What we work on
Contrary to the public media, scientific authors seem to prefer good news over bad ones. They cite studies with positive results significantly more often than studies reporting to have found nothing new. Is this behaviour scientifically unsound?
A Dutch study group (Duyx et al. 2017) published a meta-analysis of reviews on the effects of positive versus negative study results on the number of citations in other papers. Though the authors included data from social, natural and biomedical sciences, the latter provided 73% of all studies included into the review and 86% of studies included into the meta-analysis. Thus, the results mainly reflect the situation in medical sciences. The authors found that studies with statistically significant findings were cited 1.6 times more often than those with non-significant ones. Furthermore, articles stating that the results support a hypothesis of the authors were cited 2.7 times more often.
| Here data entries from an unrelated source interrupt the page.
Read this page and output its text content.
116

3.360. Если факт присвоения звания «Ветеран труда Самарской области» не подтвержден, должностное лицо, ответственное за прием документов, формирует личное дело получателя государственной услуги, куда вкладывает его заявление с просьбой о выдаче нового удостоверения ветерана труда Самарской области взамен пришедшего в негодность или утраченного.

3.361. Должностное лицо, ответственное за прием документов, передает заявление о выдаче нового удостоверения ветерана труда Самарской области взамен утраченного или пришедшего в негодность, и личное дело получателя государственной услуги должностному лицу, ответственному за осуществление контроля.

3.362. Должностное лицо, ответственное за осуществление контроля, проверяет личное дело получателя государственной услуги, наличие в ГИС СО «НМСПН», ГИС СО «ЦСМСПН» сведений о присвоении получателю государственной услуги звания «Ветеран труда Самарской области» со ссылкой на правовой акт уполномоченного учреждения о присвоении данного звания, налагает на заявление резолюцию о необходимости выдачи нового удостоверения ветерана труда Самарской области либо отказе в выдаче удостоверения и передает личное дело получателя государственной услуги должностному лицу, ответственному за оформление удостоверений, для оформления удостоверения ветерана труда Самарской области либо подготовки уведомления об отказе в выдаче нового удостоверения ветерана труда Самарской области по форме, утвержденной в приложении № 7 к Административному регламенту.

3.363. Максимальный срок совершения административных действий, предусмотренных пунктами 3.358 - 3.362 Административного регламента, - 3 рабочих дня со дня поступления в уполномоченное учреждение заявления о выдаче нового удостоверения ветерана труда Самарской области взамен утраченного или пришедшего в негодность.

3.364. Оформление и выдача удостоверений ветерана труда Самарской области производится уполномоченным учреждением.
In their meta-analysis, Duyx et al. identified the journal impact factor as most relevant for citation frequency, followed by positive study results. In contrast, research quality, sample size and research design featured lower on the list of relevant factors. However, as the impact factor reflects citation frequency on the level of journals, it is not really independent from the citation frequency for individual journal articles.
According to the Dutch investigators, the focus of authors citing others on positive results causes a citation bias, because studies with positive results are cited more often than those with negative results. They claim that this adds to the well-known publication bias, causing “an over-representation of positive results and unfounded beliefs”. In the discussion of their findings they state: “our results suggest that citations are mostly based on the conclusion that authors draw rather than the underlying data.”
After the initial, spontaneous nod, one starts to wonder: do the authors really implicate that significant results in peer reviewed journals give rise to unfounded beliefs? I am not sure if this can be stated in such a general way. If a study reports significant results, it is exactly this fact itself which makes the study attractive for citations. And that likelihood of citations increases if the study authors consider them proof of their hypothesis might rather indicate the clinical relevance of the findings, which makes them more attractive for citations.
I feel the authors of the meta-analysis should be more explicit in stating that they have identified a correlation, which does not prove causation. It is the randomised, controlled trial with a significant finding that identifies causal relationships, thereby providing a substantial contribution to scientific advancement which deserves to be cited. And a significant finding may also be a negative one, e.g. if it documents increased mortality. On the other hand, a trial without significant results leaves one guessing: is the researched effect non-existent? Is it there but the study design was insufficient to identify it? Thus, non-significant results of a single study are simply less relevant for individual authors of other papers. So maybe we are not seeing another proof of scientists citing uncritically the positive studies but simply a proof that studies with significant results are more relevant for the advancement of science than studies without significant findings.